Le Collège des médecins s'est retrouvé au banc des accusés, hier. Deux de ses membres lui font un procès. Selon eux, le Collège ferme les yeux sur une pratique douteuse. Des pharmacies offrent à des dizaines de médecins des locaux gratuits ou presque au-dessus ou à côté de leur commerce, dans l'espoir évident de vendre des médicaments à leurs patients.

Le procès se déroulera pendant six semaines au palais de justice de Montréal. C'est l'une des premières fois que des professionnels traînent leur ordre devant le tribunal et l'accusent de ne pas faire respecter les clauses interdisant les conflits d'intérêts.

Le Dr Adrien Dandavino, ancien syndic adjoint, a été le premier à témoigner hier. Le témoignage le plus attendu est celui du président du Collège, le Dr Yves Lamontagne, qui doit se présenter devant la Cour supérieure aujourd'hui.

Les Drs Daniel Poulin et Robert Perron poursuivent le Collège des médecins pour 3,5 millions de dollars. Ils ont ouvert des cliniques médicales à grands frais, mais ils ont été incapables de garder des médecins parce qu'ils leur demandaient de partager le loyer et les frais de bureau. Les médecins préféraient travailler dans des cabinets où les loyers étaient payés, en tout ou en partie, par des pharmacies.
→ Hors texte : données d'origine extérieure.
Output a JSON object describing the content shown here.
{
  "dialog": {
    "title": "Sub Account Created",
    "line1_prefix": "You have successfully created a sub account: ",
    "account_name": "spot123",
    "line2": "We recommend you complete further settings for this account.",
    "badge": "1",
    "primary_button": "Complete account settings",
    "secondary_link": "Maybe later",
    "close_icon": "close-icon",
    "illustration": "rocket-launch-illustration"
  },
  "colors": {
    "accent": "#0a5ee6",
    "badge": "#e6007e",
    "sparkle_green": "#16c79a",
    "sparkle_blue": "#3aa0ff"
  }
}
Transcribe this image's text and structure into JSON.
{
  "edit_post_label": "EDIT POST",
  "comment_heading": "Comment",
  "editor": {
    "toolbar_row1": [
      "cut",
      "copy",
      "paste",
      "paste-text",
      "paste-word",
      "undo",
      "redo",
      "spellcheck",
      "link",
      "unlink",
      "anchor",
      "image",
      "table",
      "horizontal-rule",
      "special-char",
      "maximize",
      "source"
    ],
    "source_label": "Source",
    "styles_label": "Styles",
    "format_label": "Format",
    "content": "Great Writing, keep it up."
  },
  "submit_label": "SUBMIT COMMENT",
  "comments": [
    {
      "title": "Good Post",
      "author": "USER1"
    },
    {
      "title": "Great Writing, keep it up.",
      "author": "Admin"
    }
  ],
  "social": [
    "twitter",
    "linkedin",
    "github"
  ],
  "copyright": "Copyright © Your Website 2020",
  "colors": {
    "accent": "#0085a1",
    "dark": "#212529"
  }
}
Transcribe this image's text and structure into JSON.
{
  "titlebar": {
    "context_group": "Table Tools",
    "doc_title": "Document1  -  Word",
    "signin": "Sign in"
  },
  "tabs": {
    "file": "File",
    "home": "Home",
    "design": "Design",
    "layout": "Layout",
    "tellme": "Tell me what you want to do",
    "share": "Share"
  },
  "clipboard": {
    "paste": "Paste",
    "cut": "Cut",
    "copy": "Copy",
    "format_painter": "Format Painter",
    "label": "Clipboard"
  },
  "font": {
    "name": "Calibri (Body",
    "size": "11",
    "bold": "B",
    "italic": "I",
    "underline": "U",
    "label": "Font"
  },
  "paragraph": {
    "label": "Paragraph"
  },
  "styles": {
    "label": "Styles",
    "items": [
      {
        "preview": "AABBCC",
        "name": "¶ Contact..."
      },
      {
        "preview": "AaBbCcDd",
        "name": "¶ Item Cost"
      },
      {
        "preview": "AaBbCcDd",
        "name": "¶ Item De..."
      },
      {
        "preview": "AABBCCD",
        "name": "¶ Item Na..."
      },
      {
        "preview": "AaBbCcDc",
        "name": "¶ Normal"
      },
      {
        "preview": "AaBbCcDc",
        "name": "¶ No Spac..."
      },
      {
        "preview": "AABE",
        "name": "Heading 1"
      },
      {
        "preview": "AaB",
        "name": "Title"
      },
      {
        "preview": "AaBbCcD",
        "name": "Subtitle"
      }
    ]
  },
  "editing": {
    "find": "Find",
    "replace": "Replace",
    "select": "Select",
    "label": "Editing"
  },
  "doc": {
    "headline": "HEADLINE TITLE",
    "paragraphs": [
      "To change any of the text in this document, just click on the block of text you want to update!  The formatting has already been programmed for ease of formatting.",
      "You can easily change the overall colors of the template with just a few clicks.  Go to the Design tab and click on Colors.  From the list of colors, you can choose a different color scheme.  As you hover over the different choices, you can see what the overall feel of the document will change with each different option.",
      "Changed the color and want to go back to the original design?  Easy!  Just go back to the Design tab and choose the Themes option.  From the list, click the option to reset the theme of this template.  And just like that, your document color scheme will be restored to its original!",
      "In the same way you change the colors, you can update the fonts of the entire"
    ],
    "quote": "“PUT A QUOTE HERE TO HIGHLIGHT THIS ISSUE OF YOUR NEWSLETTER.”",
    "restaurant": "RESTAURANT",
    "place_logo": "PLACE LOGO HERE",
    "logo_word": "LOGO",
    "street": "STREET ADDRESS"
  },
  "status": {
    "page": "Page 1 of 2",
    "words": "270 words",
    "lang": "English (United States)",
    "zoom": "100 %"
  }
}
Le Dr Poulin a ouvert la Clinique médicale Monchamp à Saint-Constant en 1982. En 2001, il demandait un loyer de 24$ le pied carré. À cette époque, le Groupe Jean Coutu (PJC) lui a fait part de son projet de construire un édifice, aussi à Saint-Constant, comprenant une pharmacie et une clinique médicale. Le loyer serait de 10$ le pied carré et comprenait tous les frais - chauffage, électricité, taxes, etc. PJC lui offrait aussi une somme de 500 000$ comme «allocation incitative».

Le Dr Poulin a refusé l'offre, mais plusieurs médecins qui travaillaient à sa clinique ont accepté d'aller travailler au-dessus de la nouvelle pharmacie PJC. Par la suite, le Dr Poulin a eu beaucoup de difficulté à recruter les médecins. Son collègue, le Dr Perron, a connu une expérience similaire. Ils soutiennent que, par son inaction, le Collège des médecins est responsable de leurs déboires financiers.

Ils ont porté plainte au Collège, mais, selon leur requête, il n'y a jamais eu de suites. Pourtant, dans une résolution adoptée en 2003, le comité administratif du Collège avait recommandé que «le Collège suive de très près l'épineuse question de la location de bureaux à des médecins par des pharmaciens». Les Drs Poulin et Perron soulignent que le code de déontologie interdit aux médecins de recevoir des ristournes.

Ils affirment qu'il y a un impact pour les patients. Par exemple, le Groupe Jean Coutu exige souvent que les cliniques médicales fonctionnent sans rendez-vous, et il impose des heures d'ouverture sous peine de pénalités financières importantes. En d'autres mots, ce sont les pharmaciens qui dictent l'organisation de la pratique médicale, affirment-ils dans leur requête.

Le Collège rejette cette argumentation. Selon lui, il n'y a pas de preuve que les loyers gratuits ou au rabais ont une influence sur la pratique médicale. Dans sa défense, il indique: «Le Collège a pris la position qu'aucun bail ou contrat liant un médecin à un pharmacien ou promoteur immobilier ne devrait contenir de clauses prévoyant des volumes de prescriptions, des ristournes, de l'ingérence dans la pratique professionnelle, du dirigisme ou toute autre forme d'atteinte à l'indépendance professionnelle. La mission du Collège est de protéger le public et non de défendre les intérêts financiers des médecins propriétaires de cliniques et d'immeubles à revenus.»